Le réchauffement du climat, combiné au progrès technique, devrait susciter un considérable engouement pour la climatisation de sécurité ou de confort des habitations, des locaux professionnels, des moyens de transport et des hôpitaux. Or, depuis 1970, l'attention du corps médical est régulièrement attirée sur les risques de contamination possible des systèmes de climatisation. Cette fois, la prévention doit avant tout être demandée à la technologie. Si l'on veut réduire les risques de contamination, il convient en premier lieu de perfectionner les dispositifs de filtration de l'air.

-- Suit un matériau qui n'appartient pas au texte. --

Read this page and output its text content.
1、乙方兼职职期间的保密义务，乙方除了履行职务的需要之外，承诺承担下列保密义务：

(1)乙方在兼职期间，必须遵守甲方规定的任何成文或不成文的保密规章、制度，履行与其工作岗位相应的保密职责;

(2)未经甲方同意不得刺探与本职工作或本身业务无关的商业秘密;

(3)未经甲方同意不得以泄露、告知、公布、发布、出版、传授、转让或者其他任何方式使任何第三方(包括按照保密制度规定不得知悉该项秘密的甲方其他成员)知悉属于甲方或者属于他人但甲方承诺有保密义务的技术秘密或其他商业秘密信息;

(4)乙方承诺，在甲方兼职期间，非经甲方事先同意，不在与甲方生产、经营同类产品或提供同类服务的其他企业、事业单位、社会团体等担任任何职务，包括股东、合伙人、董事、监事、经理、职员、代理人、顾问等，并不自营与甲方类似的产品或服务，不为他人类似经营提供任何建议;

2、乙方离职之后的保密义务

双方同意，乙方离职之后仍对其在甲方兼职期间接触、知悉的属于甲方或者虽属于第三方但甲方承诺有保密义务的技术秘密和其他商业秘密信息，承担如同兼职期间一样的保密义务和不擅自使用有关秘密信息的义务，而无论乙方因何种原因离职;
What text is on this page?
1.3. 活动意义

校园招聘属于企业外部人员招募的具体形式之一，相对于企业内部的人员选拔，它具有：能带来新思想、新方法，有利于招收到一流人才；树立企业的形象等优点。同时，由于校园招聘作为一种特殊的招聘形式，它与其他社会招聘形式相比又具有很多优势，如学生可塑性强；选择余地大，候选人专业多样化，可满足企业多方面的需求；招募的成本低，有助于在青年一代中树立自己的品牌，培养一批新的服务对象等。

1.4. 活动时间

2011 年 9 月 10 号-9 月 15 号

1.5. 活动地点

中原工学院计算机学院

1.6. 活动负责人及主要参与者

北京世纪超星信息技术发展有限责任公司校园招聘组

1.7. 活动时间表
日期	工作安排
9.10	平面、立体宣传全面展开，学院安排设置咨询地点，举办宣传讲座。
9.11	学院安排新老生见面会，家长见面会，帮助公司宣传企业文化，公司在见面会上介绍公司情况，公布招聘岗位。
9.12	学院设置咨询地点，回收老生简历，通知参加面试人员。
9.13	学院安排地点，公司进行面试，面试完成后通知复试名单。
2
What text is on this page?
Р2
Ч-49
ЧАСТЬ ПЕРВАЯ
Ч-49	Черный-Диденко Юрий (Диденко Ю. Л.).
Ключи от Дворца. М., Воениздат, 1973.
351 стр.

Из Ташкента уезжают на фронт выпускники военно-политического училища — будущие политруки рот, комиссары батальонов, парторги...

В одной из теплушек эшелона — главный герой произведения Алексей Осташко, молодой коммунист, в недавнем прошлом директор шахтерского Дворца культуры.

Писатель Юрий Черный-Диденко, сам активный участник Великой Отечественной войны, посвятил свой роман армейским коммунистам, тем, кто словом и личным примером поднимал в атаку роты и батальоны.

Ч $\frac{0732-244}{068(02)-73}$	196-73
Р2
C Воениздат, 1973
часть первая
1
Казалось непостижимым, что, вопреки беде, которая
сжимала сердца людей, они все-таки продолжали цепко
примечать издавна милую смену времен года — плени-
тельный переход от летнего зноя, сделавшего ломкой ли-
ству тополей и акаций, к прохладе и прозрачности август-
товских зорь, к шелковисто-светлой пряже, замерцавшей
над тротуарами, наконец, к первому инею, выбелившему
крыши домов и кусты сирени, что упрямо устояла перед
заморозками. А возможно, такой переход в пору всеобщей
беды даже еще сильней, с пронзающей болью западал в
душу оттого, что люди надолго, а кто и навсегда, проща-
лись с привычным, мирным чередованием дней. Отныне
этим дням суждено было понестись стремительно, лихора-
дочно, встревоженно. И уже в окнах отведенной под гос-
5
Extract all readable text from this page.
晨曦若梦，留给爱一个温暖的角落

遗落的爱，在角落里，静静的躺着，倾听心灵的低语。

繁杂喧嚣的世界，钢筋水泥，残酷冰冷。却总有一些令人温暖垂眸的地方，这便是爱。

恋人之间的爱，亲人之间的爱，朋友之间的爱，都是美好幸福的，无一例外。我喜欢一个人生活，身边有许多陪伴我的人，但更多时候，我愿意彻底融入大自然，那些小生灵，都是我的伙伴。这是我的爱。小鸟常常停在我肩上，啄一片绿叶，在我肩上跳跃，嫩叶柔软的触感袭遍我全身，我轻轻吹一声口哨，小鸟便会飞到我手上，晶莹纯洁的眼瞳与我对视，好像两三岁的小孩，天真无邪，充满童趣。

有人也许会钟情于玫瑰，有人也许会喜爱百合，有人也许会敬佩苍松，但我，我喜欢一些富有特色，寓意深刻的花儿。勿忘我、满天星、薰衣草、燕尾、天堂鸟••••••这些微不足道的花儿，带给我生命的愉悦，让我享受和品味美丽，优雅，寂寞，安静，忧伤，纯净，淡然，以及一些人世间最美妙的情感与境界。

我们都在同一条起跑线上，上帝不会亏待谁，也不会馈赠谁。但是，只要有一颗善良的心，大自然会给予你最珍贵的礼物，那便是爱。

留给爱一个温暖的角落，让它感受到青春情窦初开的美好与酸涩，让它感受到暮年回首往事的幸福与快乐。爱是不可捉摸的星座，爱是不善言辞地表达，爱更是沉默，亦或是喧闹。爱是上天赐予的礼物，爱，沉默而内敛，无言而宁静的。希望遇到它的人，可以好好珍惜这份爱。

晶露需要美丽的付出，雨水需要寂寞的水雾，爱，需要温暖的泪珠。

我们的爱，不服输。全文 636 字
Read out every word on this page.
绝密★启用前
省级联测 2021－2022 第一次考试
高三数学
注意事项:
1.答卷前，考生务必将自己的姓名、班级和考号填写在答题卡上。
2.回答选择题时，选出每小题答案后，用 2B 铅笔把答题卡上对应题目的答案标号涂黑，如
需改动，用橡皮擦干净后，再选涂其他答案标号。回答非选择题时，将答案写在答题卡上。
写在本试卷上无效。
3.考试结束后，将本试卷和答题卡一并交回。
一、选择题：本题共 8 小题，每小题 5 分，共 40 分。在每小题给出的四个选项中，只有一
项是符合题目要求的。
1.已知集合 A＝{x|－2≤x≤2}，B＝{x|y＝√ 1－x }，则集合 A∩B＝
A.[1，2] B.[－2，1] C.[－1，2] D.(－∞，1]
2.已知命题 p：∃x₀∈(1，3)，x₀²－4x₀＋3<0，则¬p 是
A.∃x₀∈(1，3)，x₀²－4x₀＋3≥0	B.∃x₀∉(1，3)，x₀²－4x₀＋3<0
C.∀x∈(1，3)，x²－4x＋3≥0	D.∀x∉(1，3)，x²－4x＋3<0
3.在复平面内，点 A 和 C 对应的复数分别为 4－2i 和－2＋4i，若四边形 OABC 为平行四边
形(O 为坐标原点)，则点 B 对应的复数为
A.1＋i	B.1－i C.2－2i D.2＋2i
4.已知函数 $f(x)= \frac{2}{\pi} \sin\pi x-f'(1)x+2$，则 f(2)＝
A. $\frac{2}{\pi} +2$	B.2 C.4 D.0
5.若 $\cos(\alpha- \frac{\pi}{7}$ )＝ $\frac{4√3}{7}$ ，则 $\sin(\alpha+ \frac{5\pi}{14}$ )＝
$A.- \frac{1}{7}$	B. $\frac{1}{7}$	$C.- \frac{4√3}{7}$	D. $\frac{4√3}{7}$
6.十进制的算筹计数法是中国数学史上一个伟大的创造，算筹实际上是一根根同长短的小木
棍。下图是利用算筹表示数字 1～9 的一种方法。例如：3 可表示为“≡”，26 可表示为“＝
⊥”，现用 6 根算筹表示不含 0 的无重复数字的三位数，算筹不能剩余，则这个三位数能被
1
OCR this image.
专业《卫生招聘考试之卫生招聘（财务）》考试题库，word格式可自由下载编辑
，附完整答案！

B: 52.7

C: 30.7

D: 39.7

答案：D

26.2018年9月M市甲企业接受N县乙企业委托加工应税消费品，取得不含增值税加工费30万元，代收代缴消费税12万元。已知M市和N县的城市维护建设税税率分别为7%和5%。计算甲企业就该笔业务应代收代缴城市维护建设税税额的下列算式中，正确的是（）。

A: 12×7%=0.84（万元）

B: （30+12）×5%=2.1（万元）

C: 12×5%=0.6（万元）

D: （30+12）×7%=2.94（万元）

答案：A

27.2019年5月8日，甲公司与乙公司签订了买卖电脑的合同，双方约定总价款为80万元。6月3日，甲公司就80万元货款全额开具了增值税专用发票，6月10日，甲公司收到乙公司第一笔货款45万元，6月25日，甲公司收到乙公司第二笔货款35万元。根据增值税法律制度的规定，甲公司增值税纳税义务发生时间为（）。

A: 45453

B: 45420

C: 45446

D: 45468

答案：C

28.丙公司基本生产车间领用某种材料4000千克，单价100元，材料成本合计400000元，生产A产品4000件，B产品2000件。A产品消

3) Effets d'un réchauffement sur les maladies à vecteur

Nous plaçant dans l'hypothèse d'un réchauffement climatique moyen de l'ordre de 2 °C, plus marqué en été et sur le sud du pays, on peut tenter de prévoir quelles pourraient être les conséquences en matière de santé à moyen ou à long terme. Les plus complexes des maladies à vecteur, sont celles dans lesquelles la transmission de l'agent infectieux qui peut être un virus ou une bactérie, est assurée par un vecteur, c'est-à-dire un insecte ou un acarien.
L'impact d'un réchauffement au niveau de l'intervention du vecteur peut, en théorie, se manifester de plusieurs façons :
- modification de la répartition géographique du vecteur
- allongement de la longévité du vecteur, en cas d'augmentation parallèle de l'humidité, ce qui augmenterait sa capacité vectorielle
- raccourcissement de la durée d'incubation (durée de l'indispensable développement dans l'organisme du vecteur), ce qui faciliterait la transmission.
Il convient de considérer ici les risques éventuels d'importation de maladies "exotiques".
Il ne faut certainement pas s'alarmer plus que de raison, mais il est incontestable que certaines situations demanderont à être surveillées de près. Il sera donc essentiel d'être prêt à mettre en place, le moment venu, une surveillance épidémiologique, qui soit fiable et permanente ; ce qui ne sera pas forcément facile car cela peut se révéler assez onéreux.

VI/ SOLUTIONS

Les solutions à mettre en place pour arrêter l'augmentation de l'émission des GES touchent tous les secteurs, c'est-à-dire le transport, l'énergie, l'industrie, le bâtiment, les déchets, l'agriculture et la sylviculture. Elles peuvent être collectives ou individuelles, imposées par des lois nationales, telle la Réglementation Thermique du 1er juin 2001, la RT 2000, ou par des protocoles internationaux, tel le protocole de Kyoto, signé en 1997 par 000000 pays. Mais ces solutions peuvent tout simplement se manifester par la volonté de chacun de limiter les émissions des gaz à effets de serre, dans le geste le plus anodin autant que dans les investissements à long terme.
Pour donner un ordre d'idée des efforts à faire, pour stabiliser le taux de CO2 dans l'atmosphère à deux fois ce qu'il était avant la révolution industrielle, il faudrait baisser de 60% la production actuelle de ce gaz. Mais cela ne concerne que le CO2, alors qu'il y a bien d'autres GES.
Le protocole de Kyoto, signé en 1997 et où étaient présents 161 pays, 15 organisations intergouvernementales et 236 organisations non gouvernementales, concerne 6 GES : le CO2, le CH4, le N2O, les HFCs, le PFCs et le SF6. L'objectif pour les pays industrialisés était, d'ici 2008-2012, de réduire de 5,2% la production de ces gaz par rapport à 1990. L'Union européenne s'est fixé comme objectif la réduction de 8%.

VII/ CONCLUSION

Tout laisse à penser que le réchauffement climatique auquel il semble que nous assistions, causé par une augmentation de la concentration des GES, et donc à une augmentation de l'effet de serre, se révèlera fatal pour bon nombre d'espèces animales ou végétales et pour les milieux naturels les plus fragiles, voire même pour les infrastructures humaines ; et l'échéance se rapproche à une vitesse faramineuse. C'est donc bien aujourd'hui, et non demain, que l'humanité doit réagir si elle veut préserver la diversité et la richesse de la biosphère terrestre, et si elle ne veut pas voir disparaître, à plus ou moins long terme, ce qui constitue un trésor à l'échelle cosmique, à savoir la vie.